Beyond a certain threshold of minimal medication, to which I am heartily grateful, it is not complete numbness but two social acts that, in their simplicity, have stuck with me from my experience of pain and fear: the importance of touch and that of storytelling. Simply holding a hand, stroking someone’s hair, hugging someone, can alleviate suffering. When a member of our group finally found us after our fall, and held my hand, I felt almost a seizure of relief. And when he threatened to let go I cried for the first time. For Adorno ‘the act of being touched by the other’[3] grants us our consciousness, our subjectivity. Han writes with disparagement of the replacement of ‘the curing hand of the Other’ by painkillers: the true experience of being cured, he says, is the experience of ‘being touched and inquired into’ (40, emphasis his). That sincere English expression, being touched by something, relies on the impact another’s touch has: that moment of incredible openness where our more rational processing of the world through eyes and ears cedes to an experience of our bodies, and to the pure possibility incarnated in interaction with the other.
Storytelling is another uniquely human practise that helps us cope and grow stronger.
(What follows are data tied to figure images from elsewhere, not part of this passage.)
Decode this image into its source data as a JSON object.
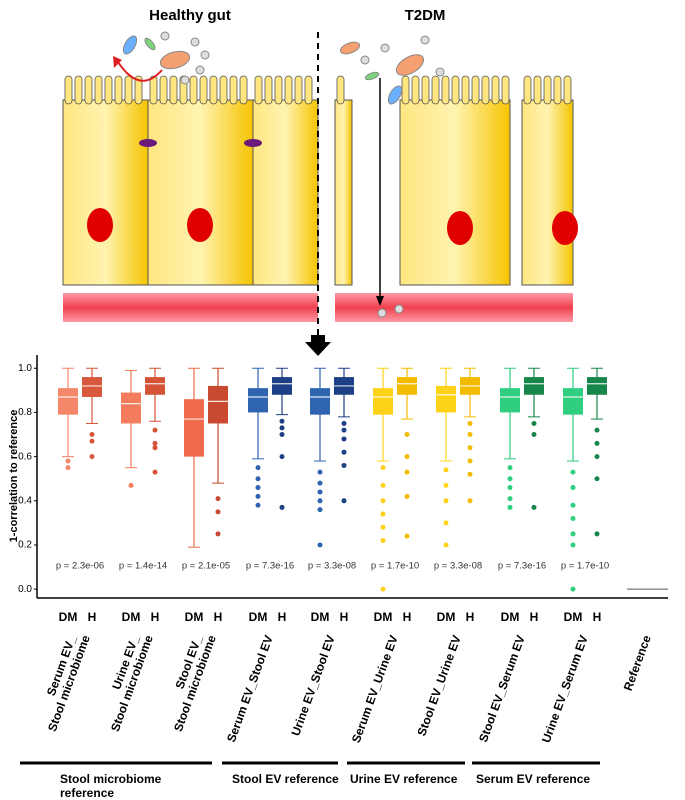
{
  "illustration": {
    "left_title": "Healthy gut",
    "right_title": "T2DM"
  },
  "chart_data": {
    "type": "box",
    "ylabel": "1-correlation to reference",
    "ylim": [
      -0.04,
      1.06
    ],
    "yticks": [
      {
        "value": 0,
        "label": "0.0"
      },
      {
        "value": 0.2,
        "label": "0.2"
      },
      {
        "value": 0.4,
        "label": "0.4"
      },
      {
        "value": 0.6,
        "label": "0.6"
      },
      {
        "value": 0.8,
        "label": "0.8"
      },
      {
        "value": 1,
        "label": "1.0"
      }
    ],
    "groups": [
      {
        "label": [
          "Serum EV_",
          "Stool microbiome"
        ],
        "p": "p = 2.3e-06",
        "boxes": [
          {
            "category": "DM",
            "color": "#f4866a",
            "stats": [
              0.6,
              0.79,
              0.87,
              0.91,
              1.0
            ],
            "outliers": [
              0.58,
              0.55
            ]
          },
          {
            "category": "H",
            "color": "#d9573b",
            "stats": [
              0.75,
              0.87,
              0.92,
              0.96,
              1.0
            ],
            "outliers": [
              0.7,
              0.67,
              0.6
            ]
          }
        ]
      },
      {
        "label": [
          "Urine EV_",
          "Stool microbiome"
        ],
        "p": "p = 1.4e-14",
        "boxes": [
          {
            "category": "DM",
            "color": "#f47c5c",
            "stats": [
              0.55,
              0.75,
              0.84,
              0.89,
              0.99
            ],
            "outliers": [
              0.47
            ]
          },
          {
            "category": "H",
            "color": "#d45236",
            "stats": [
              0.76,
              0.88,
              0.93,
              0.96,
              1.0
            ],
            "outliers": [
              0.72,
              0.66,
              0.64,
              0.53
            ]
          }
        ]
      },
      {
        "label": [
          "Stool EV_",
          "Stool microbiome"
        ],
        "p": "p = 2.1e-05",
        "boxes": [
          {
            "category": "DM",
            "color": "#f06a4c",
            "stats": [
              0.19,
              0.6,
              0.77,
              0.86,
              1.0
            ],
            "outliers": []
          },
          {
            "category": "H",
            "color": "#c94a30",
            "stats": [
              0.48,
              0.75,
              0.85,
              0.92,
              1.0
            ],
            "outliers": [
              0.41,
              0.35,
              0.25
            ]
          }
        ]
      },
      {
        "label": [
          "Serum EV_Stool EV"
        ],
        "p": "p = 7.3e-16",
        "boxes": [
          {
            "category": "DM",
            "color": "#2f64b0",
            "stats": [
              0.59,
              0.8,
              0.87,
              0.91,
              1.0
            ],
            "outliers": [
              0.55,
              0.5,
              0.46,
              0.42,
              0.38
            ]
          },
          {
            "category": "H",
            "color": "#1d3f85",
            "stats": [
              0.79,
              0.88,
              0.93,
              0.96,
              1.0
            ],
            "outliers": [
              0.76,
              0.73,
              0.7,
              0.6,
              0.37
            ]
          }
        ]
      },
      {
        "label": [
          "Urine EV_Stool EV"
        ],
        "p": "p = 3.3e-08",
        "boxes": [
          {
            "category": "DM",
            "color": "#2f64b0",
            "stats": [
              0.58,
              0.79,
              0.87,
              0.91,
              1.0
            ],
            "outliers": [
              0.53,
              0.48,
              0.44,
              0.4,
              0.36,
              0.2
            ]
          },
          {
            "category": "H",
            "color": "#1d3f85",
            "stats": [
              0.78,
              0.88,
              0.92,
              0.96,
              1.0
            ],
            "outliers": [
              0.75,
              0.72,
              0.68,
              0.62,
              0.56,
              0.4
            ]
          }
        ]
      },
      {
        "label": [
          "Serum EV_Urine EV"
        ],
        "p": "p = 1.7e-10",
        "boxes": [
          {
            "category": "DM",
            "color": "#ffd21a",
            "stats": [
              0.58,
              0.79,
              0.87,
              0.91,
              1.0
            ],
            "outliers": [
              0.55,
              0.47,
              0.4,
              0.34,
              0.28,
              0.22,
              0.0
            ]
          },
          {
            "category": "H",
            "color": "#f2bb00",
            "stats": [
              0.77,
              0.88,
              0.93,
              0.96,
              1.0
            ],
            "outliers": [
              0.7,
              0.6,
              0.53,
              0.42,
              0.24
            ]
          }
        ]
      },
      {
        "label": [
          "Stool EV_Urine EV"
        ],
        "p": "p = 3.3e-08",
        "boxes": [
          {
            "category": "DM",
            "color": "#ffd21a",
            "stats": [
              0.58,
              0.8,
              0.88,
              0.92,
              1.0
            ],
            "outliers": [
              0.54,
              0.47,
              0.4,
              0.3,
              0.2
            ]
          },
          {
            "category": "H",
            "color": "#f2bb00",
            "stats": [
              0.78,
              0.88,
              0.92,
              0.96,
              1.0
            ],
            "outliers": [
              0.75,
              0.7,
              0.64,
              0.58,
              0.52,
              0.4
            ]
          }
        ]
      },
      {
        "label": [
          "Stool EV_Serum EV"
        ],
        "p": "p = 7.3e-16",
        "boxes": [
          {
            "category": "DM",
            "color": "#2fcf7f",
            "stats": [
              0.59,
              0.8,
              0.87,
              0.91,
              1.0
            ],
            "outliers": [
              0.55,
              0.5,
              0.46,
              0.41,
              0.37
            ]
          },
          {
            "category": "H",
            "color": "#17864a",
            "stats": [
              0.78,
              0.88,
              0.93,
              0.96,
              1.0
            ],
            "outliers": [
              0.75,
              0.7,
              0.37
            ]
          }
        ]
      },
      {
        "label": [
          "Urine EV_Serum EV"
        ],
        "p": "p = 1.7e-10",
        "boxes": [
          {
            "category": "DM",
            "color": "#2fcf7f",
            "stats": [
              0.58,
              0.79,
              0.87,
              0.91,
              1.0
            ],
            "outliers": [
              0.53,
              0.46,
              0.38,
              0.32,
              0.25,
              0.2,
              0.0
            ]
          },
          {
            "category": "H",
            "color": "#17864a",
            "stats": [
              0.77,
              0.88,
              0.93,
              0.96,
              1.0
            ],
            "outliers": [
              0.72,
              0.66,
              0.6,
              0.5,
              0.25
            ]
          }
        ]
      }
    ],
    "reference": {
      "label": "Reference",
      "value": 0
    },
    "reference_groups": [
      "Stool microbiome reference",
      "Stool EV reference",
      "Urine EV reference",
      "Serum EV reference"
    ]
  }
}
The first night after my operation, though I hadn’t consumed anything in 40 hours, I kept vomiting up a pale sticky substance that resembled glue. My throat ached from the tubes that had been shoved down it. Faced with a long, painful night, my relief at surviving the operation was soon replaced by hopelessness. My father came beside me, grabbed my hand, and began telling me stories. He often does this when one of his children is sick or in pain. He fields around his life for bits of stories that he then extends into eloquent dramas—episodes that on a regular, healthy day, he wouldn’t even mention. In this case it was a romantic drama about two young people he knew. I wanted to tell him that it was futile, nothing could distract me from the overwhelming pain; but then in spite of my misgivings I became interested. It did not send away the pain, not at all, but I was genuinely engaged, making small, fatigued comments on the story’s development. The fact that anything could have shaken me from that awful, deep discomfort was a revelation. For Han, narration is ‘the capacity of the spirit to surpass the contingency of the body. So [Walter] Benjamin’s idea that the story can cure any illness is not so absurd’ (32). The touch gifts one the experience of the body, the story allows one to transcend it; both contextualise and narrate the pain one’s body is giving, inserting it into the broader folds of experience and life.
Simple things—doctors holding my hand on the hospital bed, my parents talking about trivialities—are essential. And they also reveal why the trend toward increasingly atomised individuals unsupported by a community or familial network is worrying, not liberating, and the compensation with anaesthetising distractions and substances unsurprising.
Pain is about the fall I had, or the illness that befalls one, or the ache in one’s bones (and I will not even wander here into the complex thickets of mental pain). But it is also about the social processes we possess, or lack, for managing it. And if the drive towards anaesthetisation ends up cutting us off from those very processes, then we might, I think, do well to question it closely.
Melanie Erspamer
[1] I will cite from the Italian translation of Han’s book (La società senza dolore, Einaudi 2021), with my own translations into English.
[2] For more information, see for instance: here, here, and here.
[3] Aesthetic Theory, p. 331 (Continuum 1997).